Владение языком Дж. Байби сопоставляет с навыками вождения автомобиля: в обоих случаях единицы более высокого уровня образуются комбинированием единиц более низкого уровня. Например, словосочетание мой щенок или действие «повернуть направо» являются комбинациями более простых единиц - в первом случае это мой и щенок, во втором - соответствующее движение руля и включение светового сигнала поворота. Чем более опытен водитель или носитель языка, тем в большей степени он оперирует единицами более высокого уровня, которые складываются из единиц более низкого уровня как бы автоматически. То есть, чем чаще повторяется действие (практическое или языковое), тем оно становится более беглым; цепочка таких действий может слиться в единый комплекс, образуя целостную единицу более высокого уровня. Такая единица воспроизводится и воспринимается как единое целое, а ее внутренняя структура может утрачиваться: например, артикли сливаются с определяемыми существительными, послелоги превращаются в падежные окончания и т.п. Таким образом, знание грамматики - это прежде всего навык, по большей части подсознательный. И в этом смысле знание грамматики противостоит знанию лексики, которая представляет собой сознательное обладание информацией.

Выучиваемые последовательности слов (так же, как и последовательности морфем) образуют сети, что дает возможность комбинировать отдельные элементы друг с другом. Например, имея в памяти сочетания my mother, my car, your mother, the car, можно построить your car или the mother (хотя все равно хорошее владение языком в сильнейшей степени подразумевает знание и употребление конвенционализованных в этом языке комбинаций слов). На основе таких сетей строятся обобщения более высокого порядка, что и составляет грамматику. Таким образом, иерархии структур составляющих выводимы из часто встречающегося следования друг за другом: чем чаще какие-то элементы встречаются вместе, тем теснее они связаны в структуре составляющих [Bybee, 2002, p. 111].

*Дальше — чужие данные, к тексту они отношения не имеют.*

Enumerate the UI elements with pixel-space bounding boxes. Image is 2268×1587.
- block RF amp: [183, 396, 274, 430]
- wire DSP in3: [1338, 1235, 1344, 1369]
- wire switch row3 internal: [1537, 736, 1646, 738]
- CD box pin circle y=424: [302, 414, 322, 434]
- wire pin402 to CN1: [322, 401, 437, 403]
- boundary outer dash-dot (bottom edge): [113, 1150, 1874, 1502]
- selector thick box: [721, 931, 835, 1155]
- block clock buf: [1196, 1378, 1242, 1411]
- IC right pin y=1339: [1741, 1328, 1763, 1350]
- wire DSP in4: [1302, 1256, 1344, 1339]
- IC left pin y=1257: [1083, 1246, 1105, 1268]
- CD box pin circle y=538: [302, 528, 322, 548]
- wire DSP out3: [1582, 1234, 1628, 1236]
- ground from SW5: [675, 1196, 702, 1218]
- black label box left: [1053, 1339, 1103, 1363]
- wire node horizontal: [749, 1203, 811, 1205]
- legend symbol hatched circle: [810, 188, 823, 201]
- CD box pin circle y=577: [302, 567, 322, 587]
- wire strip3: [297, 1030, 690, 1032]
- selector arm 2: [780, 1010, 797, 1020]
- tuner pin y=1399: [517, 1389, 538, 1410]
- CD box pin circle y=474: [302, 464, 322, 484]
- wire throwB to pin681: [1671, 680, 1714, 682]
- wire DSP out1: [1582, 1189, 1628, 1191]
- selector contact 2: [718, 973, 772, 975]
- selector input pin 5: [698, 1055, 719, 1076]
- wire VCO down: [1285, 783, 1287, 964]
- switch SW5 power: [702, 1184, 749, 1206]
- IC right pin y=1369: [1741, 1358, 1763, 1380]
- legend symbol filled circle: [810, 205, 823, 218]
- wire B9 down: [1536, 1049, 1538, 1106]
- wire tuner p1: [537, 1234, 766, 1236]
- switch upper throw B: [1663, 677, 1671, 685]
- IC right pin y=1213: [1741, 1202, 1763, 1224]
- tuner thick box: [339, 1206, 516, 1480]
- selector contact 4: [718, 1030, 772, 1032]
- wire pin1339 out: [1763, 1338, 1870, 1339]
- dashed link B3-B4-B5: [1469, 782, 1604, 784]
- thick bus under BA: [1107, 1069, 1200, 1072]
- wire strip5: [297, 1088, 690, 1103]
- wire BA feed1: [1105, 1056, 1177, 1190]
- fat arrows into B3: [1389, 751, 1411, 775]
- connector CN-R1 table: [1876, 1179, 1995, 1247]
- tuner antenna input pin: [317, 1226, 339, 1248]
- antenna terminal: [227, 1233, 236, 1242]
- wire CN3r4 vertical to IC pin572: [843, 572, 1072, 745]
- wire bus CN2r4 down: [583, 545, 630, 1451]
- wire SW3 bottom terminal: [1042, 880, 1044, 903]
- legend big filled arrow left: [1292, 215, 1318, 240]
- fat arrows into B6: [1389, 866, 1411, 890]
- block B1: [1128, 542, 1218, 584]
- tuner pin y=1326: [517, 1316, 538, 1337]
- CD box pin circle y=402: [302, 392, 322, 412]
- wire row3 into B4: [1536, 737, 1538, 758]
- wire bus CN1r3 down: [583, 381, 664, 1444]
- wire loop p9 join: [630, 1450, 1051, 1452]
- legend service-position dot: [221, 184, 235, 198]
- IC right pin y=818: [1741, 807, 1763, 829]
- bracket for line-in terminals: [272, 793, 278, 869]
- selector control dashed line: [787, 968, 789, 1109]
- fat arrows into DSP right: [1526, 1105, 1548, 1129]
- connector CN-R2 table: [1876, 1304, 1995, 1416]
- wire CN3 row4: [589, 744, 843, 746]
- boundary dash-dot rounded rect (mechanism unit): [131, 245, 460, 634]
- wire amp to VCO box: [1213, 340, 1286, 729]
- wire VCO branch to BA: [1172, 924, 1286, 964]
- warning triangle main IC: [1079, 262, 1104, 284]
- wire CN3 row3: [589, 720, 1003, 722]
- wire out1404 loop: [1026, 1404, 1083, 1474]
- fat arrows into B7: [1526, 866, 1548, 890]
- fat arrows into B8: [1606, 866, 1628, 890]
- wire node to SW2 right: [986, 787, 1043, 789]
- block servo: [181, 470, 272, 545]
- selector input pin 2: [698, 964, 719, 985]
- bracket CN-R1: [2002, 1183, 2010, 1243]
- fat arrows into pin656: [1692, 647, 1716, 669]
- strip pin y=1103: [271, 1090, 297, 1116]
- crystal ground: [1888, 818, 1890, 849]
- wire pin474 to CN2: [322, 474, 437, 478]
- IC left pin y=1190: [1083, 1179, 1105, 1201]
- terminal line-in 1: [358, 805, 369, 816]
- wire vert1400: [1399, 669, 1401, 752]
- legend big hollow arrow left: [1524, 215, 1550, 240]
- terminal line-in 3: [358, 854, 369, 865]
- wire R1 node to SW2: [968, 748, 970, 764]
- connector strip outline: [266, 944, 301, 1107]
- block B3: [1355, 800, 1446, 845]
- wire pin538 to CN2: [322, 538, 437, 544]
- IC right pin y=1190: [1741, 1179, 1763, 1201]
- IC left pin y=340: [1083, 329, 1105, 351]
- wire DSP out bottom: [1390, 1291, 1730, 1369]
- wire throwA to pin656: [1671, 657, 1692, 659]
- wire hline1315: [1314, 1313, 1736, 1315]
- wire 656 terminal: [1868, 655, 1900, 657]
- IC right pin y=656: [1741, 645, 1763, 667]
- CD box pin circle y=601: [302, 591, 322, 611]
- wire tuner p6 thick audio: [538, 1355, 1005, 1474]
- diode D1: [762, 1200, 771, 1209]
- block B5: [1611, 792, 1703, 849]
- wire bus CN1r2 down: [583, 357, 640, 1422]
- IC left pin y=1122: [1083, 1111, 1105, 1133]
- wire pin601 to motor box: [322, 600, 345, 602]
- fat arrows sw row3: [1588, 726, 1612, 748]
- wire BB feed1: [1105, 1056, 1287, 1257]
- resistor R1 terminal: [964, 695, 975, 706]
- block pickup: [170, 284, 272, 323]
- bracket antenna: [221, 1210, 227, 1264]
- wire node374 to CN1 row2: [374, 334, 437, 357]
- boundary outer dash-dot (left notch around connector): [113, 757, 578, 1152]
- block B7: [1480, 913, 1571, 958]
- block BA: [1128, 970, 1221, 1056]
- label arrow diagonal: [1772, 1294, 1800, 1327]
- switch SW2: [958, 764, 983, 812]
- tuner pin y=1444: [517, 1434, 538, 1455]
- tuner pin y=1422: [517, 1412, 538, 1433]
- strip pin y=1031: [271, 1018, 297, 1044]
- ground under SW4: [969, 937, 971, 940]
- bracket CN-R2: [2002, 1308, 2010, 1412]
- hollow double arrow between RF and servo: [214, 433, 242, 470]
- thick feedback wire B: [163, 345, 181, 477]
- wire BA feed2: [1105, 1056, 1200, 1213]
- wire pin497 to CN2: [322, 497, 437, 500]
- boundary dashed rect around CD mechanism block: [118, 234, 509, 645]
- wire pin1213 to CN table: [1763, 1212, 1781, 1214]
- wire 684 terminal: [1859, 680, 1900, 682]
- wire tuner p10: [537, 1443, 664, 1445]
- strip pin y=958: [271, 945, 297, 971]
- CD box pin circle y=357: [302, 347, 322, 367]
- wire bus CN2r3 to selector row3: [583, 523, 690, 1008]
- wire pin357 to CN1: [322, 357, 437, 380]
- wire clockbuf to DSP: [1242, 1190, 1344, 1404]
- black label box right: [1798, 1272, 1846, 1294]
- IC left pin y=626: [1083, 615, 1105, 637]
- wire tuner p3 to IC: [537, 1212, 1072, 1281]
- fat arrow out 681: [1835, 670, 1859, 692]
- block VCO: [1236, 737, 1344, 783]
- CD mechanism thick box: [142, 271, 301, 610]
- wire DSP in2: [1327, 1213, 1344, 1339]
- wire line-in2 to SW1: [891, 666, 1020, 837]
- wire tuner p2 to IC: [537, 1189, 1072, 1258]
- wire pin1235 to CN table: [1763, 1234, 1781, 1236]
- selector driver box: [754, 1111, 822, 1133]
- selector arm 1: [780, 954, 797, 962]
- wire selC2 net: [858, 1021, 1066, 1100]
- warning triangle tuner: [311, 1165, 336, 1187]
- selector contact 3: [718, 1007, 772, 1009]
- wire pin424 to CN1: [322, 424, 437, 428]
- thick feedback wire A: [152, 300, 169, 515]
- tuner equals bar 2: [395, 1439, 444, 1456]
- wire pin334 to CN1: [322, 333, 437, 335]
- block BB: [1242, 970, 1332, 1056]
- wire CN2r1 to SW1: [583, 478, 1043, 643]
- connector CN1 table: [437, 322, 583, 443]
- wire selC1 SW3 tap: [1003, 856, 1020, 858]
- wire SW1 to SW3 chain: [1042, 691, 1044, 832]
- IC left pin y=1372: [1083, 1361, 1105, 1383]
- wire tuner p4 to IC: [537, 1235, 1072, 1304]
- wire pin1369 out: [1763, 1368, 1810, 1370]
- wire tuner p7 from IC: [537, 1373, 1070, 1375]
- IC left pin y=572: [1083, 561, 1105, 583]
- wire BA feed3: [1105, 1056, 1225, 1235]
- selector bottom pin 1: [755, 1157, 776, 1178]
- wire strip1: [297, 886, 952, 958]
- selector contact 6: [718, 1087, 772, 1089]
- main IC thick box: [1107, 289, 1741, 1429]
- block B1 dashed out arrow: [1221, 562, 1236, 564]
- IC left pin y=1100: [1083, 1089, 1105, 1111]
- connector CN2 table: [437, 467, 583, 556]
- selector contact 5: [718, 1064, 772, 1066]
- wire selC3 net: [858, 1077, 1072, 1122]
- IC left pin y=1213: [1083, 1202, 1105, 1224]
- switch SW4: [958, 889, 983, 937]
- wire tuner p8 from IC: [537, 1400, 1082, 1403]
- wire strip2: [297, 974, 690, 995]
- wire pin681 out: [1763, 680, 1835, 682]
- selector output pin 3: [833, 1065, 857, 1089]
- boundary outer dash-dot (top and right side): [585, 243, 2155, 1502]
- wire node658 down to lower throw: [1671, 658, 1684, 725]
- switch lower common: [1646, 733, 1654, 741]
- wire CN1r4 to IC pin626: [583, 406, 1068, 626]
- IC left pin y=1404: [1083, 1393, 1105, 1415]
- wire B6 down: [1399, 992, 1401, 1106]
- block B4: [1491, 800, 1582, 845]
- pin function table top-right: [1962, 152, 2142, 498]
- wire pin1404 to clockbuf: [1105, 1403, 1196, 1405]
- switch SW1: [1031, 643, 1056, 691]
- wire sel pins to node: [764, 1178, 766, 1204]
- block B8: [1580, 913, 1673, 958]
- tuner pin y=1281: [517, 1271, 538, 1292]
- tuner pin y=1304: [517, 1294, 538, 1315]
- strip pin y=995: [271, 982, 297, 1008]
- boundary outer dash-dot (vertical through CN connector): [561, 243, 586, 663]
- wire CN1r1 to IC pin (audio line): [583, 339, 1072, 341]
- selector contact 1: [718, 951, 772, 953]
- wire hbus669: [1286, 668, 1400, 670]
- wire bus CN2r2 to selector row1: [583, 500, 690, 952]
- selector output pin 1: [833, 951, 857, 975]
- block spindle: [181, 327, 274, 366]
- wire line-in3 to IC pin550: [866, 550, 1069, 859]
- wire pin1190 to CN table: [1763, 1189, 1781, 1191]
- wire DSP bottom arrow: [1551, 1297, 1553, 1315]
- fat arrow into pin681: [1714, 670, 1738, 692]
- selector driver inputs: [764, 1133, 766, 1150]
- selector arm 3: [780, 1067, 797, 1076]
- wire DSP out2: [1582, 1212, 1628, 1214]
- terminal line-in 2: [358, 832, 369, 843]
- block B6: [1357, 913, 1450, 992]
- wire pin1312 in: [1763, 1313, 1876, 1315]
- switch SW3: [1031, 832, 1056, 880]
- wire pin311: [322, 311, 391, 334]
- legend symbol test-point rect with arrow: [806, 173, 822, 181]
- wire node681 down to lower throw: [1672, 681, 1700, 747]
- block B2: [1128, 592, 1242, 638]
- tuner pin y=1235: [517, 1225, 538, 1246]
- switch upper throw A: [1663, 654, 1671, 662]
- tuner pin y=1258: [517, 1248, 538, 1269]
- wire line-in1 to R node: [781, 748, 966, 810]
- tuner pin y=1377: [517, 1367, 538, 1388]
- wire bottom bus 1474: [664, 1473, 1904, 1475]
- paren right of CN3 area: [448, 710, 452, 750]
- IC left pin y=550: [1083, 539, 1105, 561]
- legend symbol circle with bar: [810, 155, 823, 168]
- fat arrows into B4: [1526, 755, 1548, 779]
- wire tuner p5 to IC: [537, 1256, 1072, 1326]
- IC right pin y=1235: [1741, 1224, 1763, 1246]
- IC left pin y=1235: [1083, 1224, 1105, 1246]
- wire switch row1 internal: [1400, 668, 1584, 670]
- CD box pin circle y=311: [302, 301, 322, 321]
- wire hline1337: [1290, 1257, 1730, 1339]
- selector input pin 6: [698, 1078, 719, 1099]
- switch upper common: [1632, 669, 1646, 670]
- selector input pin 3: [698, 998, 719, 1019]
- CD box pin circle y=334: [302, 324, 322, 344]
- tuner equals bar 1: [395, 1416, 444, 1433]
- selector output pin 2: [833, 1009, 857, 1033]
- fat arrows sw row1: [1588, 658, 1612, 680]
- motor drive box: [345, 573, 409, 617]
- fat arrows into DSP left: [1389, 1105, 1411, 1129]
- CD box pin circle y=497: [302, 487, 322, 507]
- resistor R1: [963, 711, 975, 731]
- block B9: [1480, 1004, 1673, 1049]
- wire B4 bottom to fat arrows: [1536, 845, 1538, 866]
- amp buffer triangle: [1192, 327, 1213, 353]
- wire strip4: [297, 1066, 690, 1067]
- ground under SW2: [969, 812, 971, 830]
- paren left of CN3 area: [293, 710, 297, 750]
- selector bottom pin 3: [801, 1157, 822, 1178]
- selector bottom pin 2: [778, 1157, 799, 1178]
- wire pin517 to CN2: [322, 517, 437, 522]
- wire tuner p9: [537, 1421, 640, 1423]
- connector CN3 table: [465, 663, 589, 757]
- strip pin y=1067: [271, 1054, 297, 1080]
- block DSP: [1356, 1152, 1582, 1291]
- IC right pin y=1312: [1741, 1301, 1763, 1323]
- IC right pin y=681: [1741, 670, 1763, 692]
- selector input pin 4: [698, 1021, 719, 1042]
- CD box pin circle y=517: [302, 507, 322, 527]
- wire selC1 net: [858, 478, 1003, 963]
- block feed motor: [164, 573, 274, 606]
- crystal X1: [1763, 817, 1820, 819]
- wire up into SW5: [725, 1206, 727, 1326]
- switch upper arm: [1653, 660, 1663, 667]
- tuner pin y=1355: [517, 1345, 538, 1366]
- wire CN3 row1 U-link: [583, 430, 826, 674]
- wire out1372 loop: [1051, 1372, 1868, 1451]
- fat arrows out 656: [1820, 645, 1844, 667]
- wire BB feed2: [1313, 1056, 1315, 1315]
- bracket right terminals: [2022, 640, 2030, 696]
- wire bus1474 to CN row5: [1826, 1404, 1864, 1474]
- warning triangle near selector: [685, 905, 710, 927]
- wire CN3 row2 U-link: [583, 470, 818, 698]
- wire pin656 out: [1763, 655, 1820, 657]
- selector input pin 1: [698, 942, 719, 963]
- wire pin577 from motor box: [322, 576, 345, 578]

Свою гипотезу Дж. Байби подтверждает результатами многочисленных наблюдений и экспериментов, показывающих, что явления фонетической редукции на стыках слов, распределение пауз и т.п. в сильной степени обусловлены частотой, с которой соответствующие слова следуют друг за другом. Иногда фонетически сливаться могут слова, которые относятся к очень далеким друг от друга (с точки зрения структуры дерева) составляющим, но при этом часто следуют друг за другом в реальных высказываниях, ср., например, такие комплексы, как англ. I'm, I'll, he'd. Некоторую сложность для данной теории представляют прерванные составляющие, в которых элементы, связанные синтаксическим соотношением, не располагаются рядом друг с другом. Но, по-видимому, такие структуры могут возникать, поскольку вообще многие человеческие действия могут быть приостановлены (для какого-то промежуточного действия), а потом возобновлены. А поскольку чем более длинным оказывается перерыв, тем труднее возобновить первоначальное действие (см. выше), составляющие, вставленные внутрь других составляющих, не должны быть слишком длинными.

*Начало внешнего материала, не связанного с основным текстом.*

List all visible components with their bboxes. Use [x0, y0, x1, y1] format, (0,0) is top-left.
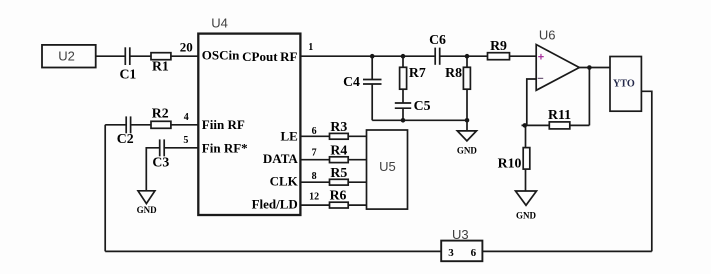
wire R8 to ground: [466, 120, 468, 131]
wire U4 pin5 to C3: [165, 147, 199, 149]
wire R10 top leg: [525, 125, 527, 147]
svg-text:6: 6: [312, 126, 317, 137]
wire R8 bottom leg: [466, 89, 468, 120]
capacitor C2: [125, 116, 127, 133]
ground under R8: [457, 131, 476, 141]
capacitor C1: [124, 47, 126, 65]
svg-text:R4: R4: [330, 142, 347, 157]
svg-text:C4: C4: [343, 74, 360, 89]
wire R10 to ground: [525, 169, 527, 191]
capacitor C5: [395, 102, 411, 104]
wire C4 top leg: [371, 56, 373, 79]
wire op-amp output to YTO: [579, 67, 610, 69]
wire R7 top leg: [402, 56, 404, 67]
svg-text:U6: U6: [539, 27, 556, 42]
svg-text:1: 1: [308, 42, 313, 53]
wire C6 to R9: [440, 55, 487, 57]
svg-text:20: 20: [180, 40, 193, 55]
resistor R6: [330, 202, 349, 208]
resistor R10: [523, 148, 530, 170]
wire R6 to U5: [348, 204, 366, 206]
resistor R1: [151, 53, 171, 60]
junction node bottom rail at R8: [465, 118, 470, 123]
wire filter bottom rail: [372, 119, 467, 121]
wire C5 bottom leg: [402, 109, 404, 121]
wire output feedback down: [588, 68, 590, 126]
svg-text:R2: R2: [152, 106, 169, 121]
resistor R2: [151, 121, 171, 128]
wire R9 to op-amp: [510, 55, 537, 57]
wire C2 to R2: [131, 124, 151, 126]
svg-text:R7: R7: [409, 65, 426, 80]
svg-text:R11: R11: [548, 107, 571, 122]
svg-text:5: 5: [183, 135, 188, 146]
IC U4 box: [198, 34, 300, 215]
wire C1 to R1: [131, 55, 152, 57]
svg-text:R3: R3: [330, 119, 347, 134]
wire R8 top leg: [466, 56, 468, 67]
svg-text:12: 12: [309, 192, 319, 203]
svg-text:GND: GND: [457, 145, 478, 155]
svg-text:+: +: [538, 52, 544, 64]
resistor R4: [330, 157, 349, 163]
capacitor C6: [434, 48, 436, 65]
wire R2 to U4 pin4: [171, 124, 198, 126]
feedback divider box U3: [441, 241, 482, 262]
IC U5 box: [367, 130, 408, 209]
svg-text:C6: C6: [429, 32, 446, 47]
svg-text:GND: GND: [516, 210, 537, 220]
wire left rail up to C2: [104, 125, 106, 252]
wire U4 pin8 to R5: [300, 181, 329, 183]
svg-text:R5: R5: [330, 165, 347, 180]
svg-text:−: −: [537, 73, 543, 85]
wire U4 pin1 to C6: [300, 55, 434, 57]
svg-text:CLK: CLK: [270, 174, 299, 189]
svg-text:C2: C2: [117, 131, 134, 146]
svg-text:CPout RF: CPout RF: [242, 49, 297, 64]
ground under R10: [516, 191, 537, 205]
resistor R9: [488, 53, 510, 60]
wire inverting input stub: [527, 79, 536, 125]
svg-text:8: 8: [312, 171, 317, 182]
svg-text:U2: U2: [58, 49, 75, 64]
wire R1 to U4 pin20: [171, 55, 199, 57]
junction node bottom rail at C5: [401, 118, 406, 123]
wire C3 to ground: [146, 148, 159, 191]
resistor R11: [549, 122, 570, 129]
ground under C3: [138, 191, 155, 204]
svg-text:Fin RF*: Fin RF*: [202, 141, 248, 156]
svg-text:R10: R10: [498, 156, 522, 171]
wire U4 pin12 to R6: [300, 204, 329, 206]
resistor R7: [400, 67, 407, 89]
junction node R11 left: [523, 123, 528, 128]
svg-text:YTO: YTO: [613, 78, 635, 89]
wire R11 right lead: [570, 124, 590, 126]
svg-text:R6: R6: [330, 188, 347, 203]
capacitor C4: [363, 79, 382, 81]
svg-text:C5: C5: [414, 98, 431, 113]
svg-text:GND: GND: [137, 205, 158, 215]
wire C4 bottom leg: [371, 84, 373, 120]
svg-text:R9: R9: [490, 38, 507, 53]
block U2 box: [42, 45, 96, 68]
svg-text:3: 3: [448, 247, 454, 259]
svg-text:4: 4: [184, 112, 189, 123]
wire U4 pin7 to R4: [300, 159, 329, 161]
svg-text:LE: LE: [280, 129, 297, 144]
junction node op-amp output: [587, 65, 592, 70]
svg-text:U4: U4: [211, 16, 228, 31]
svg-text:OSCin: OSCin: [202, 48, 240, 63]
junction node on main line at C4: [370, 54, 375, 59]
svg-text:C3: C3: [152, 155, 169, 170]
svg-text:Fiin RF: Fiin RF: [202, 117, 245, 132]
resistor R5: [330, 179, 349, 185]
svg-text:R8: R8: [445, 65, 462, 80]
svg-text:U3: U3: [452, 227, 469, 242]
op-amp U1 triangle U6: [536, 45, 579, 91]
wire R5 to U5: [348, 181, 366, 183]
resistor R8: [463, 67, 470, 89]
svg-text:DATA: DATA: [263, 151, 299, 166]
svg-text:7: 7: [312, 147, 317, 158]
svg-text:R1: R1: [152, 59, 169, 74]
wire R3 to U5: [348, 135, 366, 137]
wire R7 to C5: [402, 89, 404, 102]
wire R11 left lead: [522, 124, 550, 126]
capacitor C3: [159, 139, 161, 156]
svg-text:C1: C1: [119, 67, 136, 82]
wire R4 to U5: [348, 159, 366, 161]
wire U2 to C1: [96, 55, 125, 57]
wire bottom rail right of U3: [482, 250, 651, 252]
svg-text:6: 6: [471, 247, 477, 259]
wire bottom rail left of U3: [105, 250, 441, 252]
junction node on main line at R8: [465, 54, 470, 59]
wire U4 pin6 to R3: [300, 135, 329, 137]
resistor R3: [330, 133, 349, 139]
YTO box: [610, 57, 641, 112]
wire C2 left lead: [105, 124, 125, 126]
wire YTO output right: [641, 91, 651, 251]
junction node on main line at R7: [401, 54, 406, 59]
svg-text:U5: U5: [379, 159, 396, 174]
svg-text:Fled/LD: Fled/LD: [252, 197, 298, 212]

Из всего этого Дж. Байби делает вывод, что в языковой способности человека нет никаких специальных «составляющих», образующих синтаксические деревья. Просто единицы языка (слова и морфемы) комбинируются в кластеры в результате частого повторения. Именно эти кластеры и демонстрируют поведение, свойственное составляющим - они могут употребляться отдельно (в ответе на вопрос), заменяться на местоимения и т.п., а также занимать определенное место в предложении. «Составляющие» получаются, когда члены такого комплекса образуют семантическое единство.

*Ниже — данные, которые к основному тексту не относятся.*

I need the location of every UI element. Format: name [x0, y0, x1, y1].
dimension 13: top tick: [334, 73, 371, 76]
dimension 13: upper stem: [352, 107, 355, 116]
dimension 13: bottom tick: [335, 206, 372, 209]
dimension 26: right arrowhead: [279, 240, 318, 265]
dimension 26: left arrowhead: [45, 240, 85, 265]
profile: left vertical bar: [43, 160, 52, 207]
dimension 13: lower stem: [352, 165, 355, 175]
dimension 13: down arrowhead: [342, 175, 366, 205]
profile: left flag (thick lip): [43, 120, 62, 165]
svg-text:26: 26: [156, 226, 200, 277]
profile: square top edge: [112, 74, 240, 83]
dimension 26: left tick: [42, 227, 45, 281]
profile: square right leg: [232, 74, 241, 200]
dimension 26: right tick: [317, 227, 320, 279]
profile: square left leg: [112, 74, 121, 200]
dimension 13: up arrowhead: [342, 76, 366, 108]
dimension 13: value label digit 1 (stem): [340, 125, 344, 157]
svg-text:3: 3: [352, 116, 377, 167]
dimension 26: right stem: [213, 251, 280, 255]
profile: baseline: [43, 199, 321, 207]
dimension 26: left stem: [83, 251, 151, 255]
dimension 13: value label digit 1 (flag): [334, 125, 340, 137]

Таким образом, для становления человеческого языка необходимы были следующие способности: (1) тонкий моторный контроль, способность хранить в памяти и комбинировать достаточно длинные последовательности действий, (2) способность комбинировать понятия в коммуникативно связанные последовательности, базирующаяся на (3) способности к категоризации, применяемой как к формам знаков, так и к их смыслам, и (4) способности хранить и категоризировать многочисленные качества имеющихся последовательностей. Соответственно, глоттогенез представляет собой не появление каких-либо новых способностей, а лишь развитие уже имеющихся. Это развитие, по мнению Дж. Байби, должно было происходить постепенно. Соответственно, никакой специальной точки перехода от до-языка к языку не было, был континуум усложнения возможных комбинаций: сначала высказывания содержали по одному слову, потом - по два и так далее.

Морфолог Э. Карстейрс-Маккарти [Carstairs-McCarthy, 2005] задается вопросом о происхождении морфологии. Согласно его гипотезе, источник морфологии - аккомодационные изменения, которым подвергаются слова в потоке речи (следовательно, морфология могла начать развиваться лишь после того, как люди научились производить по нескольку знаков за одну «реплику»). Знаки, подвергшиеся разным изменениям (это могли быть не только слова, но и жесты - если первоначальный язык был жестовым), осознаются как «то же, но другое», особенно если условия чередования вариантов перестают быть автоматическими. Эта возможность - осознать разные знаки как «то же, но другое» - приводит к тому, что люди начинают обращать внимание на все различия между вариантами знаков, и эти различия становятся парадигматическими.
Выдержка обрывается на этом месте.